Another Answer: While I can understand the good intent of that answer above, I believe it contains serious problems that need to be thought through more carefully. While everyone has to choose to draw the line somewhere, and there may be disagreement about where precisely that line should be, I want to present four reasons why I would not want to have my children watch movies that emphasize the sexual and gender ideologies behind the LGBTQ movement.

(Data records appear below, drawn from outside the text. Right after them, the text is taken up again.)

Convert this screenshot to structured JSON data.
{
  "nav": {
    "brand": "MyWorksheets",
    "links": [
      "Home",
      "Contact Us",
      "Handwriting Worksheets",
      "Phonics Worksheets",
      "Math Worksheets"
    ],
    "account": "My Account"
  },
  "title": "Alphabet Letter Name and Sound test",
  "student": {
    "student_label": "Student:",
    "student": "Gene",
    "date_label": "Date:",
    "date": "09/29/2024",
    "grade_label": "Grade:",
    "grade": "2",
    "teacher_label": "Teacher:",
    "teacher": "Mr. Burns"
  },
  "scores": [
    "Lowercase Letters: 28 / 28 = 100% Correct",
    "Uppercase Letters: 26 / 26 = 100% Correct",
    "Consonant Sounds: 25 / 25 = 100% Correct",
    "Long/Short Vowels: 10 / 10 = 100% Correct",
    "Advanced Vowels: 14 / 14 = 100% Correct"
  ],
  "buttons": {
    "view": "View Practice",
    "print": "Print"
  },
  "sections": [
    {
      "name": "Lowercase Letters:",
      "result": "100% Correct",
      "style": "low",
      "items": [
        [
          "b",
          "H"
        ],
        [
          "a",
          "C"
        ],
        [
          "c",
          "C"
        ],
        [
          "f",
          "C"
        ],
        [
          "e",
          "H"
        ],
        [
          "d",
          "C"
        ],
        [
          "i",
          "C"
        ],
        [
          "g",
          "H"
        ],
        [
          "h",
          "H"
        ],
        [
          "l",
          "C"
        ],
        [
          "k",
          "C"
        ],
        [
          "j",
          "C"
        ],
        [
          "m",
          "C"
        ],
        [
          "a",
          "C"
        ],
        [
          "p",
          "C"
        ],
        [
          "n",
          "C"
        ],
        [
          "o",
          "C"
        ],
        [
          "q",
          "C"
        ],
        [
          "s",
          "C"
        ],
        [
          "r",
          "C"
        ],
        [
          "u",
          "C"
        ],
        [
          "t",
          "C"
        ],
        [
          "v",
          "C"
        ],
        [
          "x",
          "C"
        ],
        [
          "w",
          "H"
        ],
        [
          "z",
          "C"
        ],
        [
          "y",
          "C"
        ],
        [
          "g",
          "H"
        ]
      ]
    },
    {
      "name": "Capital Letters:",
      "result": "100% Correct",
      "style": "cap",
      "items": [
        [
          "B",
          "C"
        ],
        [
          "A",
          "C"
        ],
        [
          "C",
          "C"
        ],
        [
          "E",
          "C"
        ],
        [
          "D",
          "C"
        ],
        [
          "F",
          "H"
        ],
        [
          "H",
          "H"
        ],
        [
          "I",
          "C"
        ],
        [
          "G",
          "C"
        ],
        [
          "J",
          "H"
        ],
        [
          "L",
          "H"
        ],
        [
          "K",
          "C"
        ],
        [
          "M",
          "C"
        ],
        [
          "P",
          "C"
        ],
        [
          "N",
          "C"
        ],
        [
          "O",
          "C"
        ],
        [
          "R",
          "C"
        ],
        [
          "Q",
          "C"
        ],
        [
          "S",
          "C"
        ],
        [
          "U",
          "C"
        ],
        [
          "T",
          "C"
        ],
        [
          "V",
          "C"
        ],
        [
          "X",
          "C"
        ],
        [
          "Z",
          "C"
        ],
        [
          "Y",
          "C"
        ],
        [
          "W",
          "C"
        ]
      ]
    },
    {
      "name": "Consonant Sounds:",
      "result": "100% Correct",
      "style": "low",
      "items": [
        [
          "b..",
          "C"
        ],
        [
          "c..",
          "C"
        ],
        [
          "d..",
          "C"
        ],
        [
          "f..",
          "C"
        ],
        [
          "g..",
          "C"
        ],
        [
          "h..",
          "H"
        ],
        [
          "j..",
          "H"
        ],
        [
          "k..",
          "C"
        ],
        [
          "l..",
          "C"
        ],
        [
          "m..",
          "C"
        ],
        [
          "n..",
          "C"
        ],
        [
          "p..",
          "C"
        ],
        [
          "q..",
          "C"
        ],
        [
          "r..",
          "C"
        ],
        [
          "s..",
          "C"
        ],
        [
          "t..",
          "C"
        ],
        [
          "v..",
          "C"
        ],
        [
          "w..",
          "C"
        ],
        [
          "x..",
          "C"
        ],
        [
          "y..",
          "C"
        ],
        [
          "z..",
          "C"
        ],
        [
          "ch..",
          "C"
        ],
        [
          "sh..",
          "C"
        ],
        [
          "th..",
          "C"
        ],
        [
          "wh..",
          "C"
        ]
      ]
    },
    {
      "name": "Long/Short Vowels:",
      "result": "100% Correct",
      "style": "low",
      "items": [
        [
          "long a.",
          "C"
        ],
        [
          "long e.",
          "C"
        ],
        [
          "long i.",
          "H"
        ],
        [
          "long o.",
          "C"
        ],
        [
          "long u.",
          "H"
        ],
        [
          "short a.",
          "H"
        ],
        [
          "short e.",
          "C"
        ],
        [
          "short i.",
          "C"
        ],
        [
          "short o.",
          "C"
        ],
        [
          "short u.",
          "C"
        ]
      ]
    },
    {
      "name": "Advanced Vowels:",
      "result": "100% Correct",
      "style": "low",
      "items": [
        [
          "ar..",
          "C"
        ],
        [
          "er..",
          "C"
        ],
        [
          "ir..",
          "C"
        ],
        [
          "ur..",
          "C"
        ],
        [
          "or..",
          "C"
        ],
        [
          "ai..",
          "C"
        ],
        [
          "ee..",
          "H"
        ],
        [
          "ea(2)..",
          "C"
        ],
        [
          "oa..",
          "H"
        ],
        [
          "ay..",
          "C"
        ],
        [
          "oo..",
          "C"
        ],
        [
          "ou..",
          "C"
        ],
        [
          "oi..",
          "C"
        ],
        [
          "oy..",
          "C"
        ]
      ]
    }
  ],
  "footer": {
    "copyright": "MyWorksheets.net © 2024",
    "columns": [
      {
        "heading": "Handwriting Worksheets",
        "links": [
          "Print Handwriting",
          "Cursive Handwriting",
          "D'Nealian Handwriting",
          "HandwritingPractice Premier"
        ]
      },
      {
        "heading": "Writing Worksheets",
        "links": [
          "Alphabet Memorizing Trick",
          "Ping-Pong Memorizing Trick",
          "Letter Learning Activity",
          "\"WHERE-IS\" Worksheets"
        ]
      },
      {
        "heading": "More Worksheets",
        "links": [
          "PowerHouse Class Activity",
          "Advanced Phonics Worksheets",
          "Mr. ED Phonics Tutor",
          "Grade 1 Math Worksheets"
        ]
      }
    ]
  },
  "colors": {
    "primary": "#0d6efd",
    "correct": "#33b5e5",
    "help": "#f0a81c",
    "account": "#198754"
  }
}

Children are incredibly impressionable and stories are incredibly powerful. We should not expect our children to have the mental or emotional maturity to parse out: this hero did something good and saved the day, but I don’t agree with their sexual lifestyle. Children’s minds and hearts are shaped massively through stories. Yes, your children may see a gay couple walking through Walmart, but they do not see that gay couple framed in a narrative where they accomplish some remarkable heroic feat, where a crude villain attempts to ostracize them, maybe even because of their love for one another. We are drawn to stories not merely because they are entertaining, but because they present to us ideals and virtues we find attractive. So, naturally, what movies and stories we imbibe will shape our own values. Before we introduce a movie or story to our children we should ask, “What worldview does this story promote? What does this tell us about what is true, good, and beautiful? Does this make sin look attractive and godliness look ugly?” Of course, we can teach our children to respect and love members of the LGBTQ community, to not respond to them with self-righteous smugness in the same way we can treat them to do with that with all people. We do not need to put LGBT individuals in movies to accomplish that.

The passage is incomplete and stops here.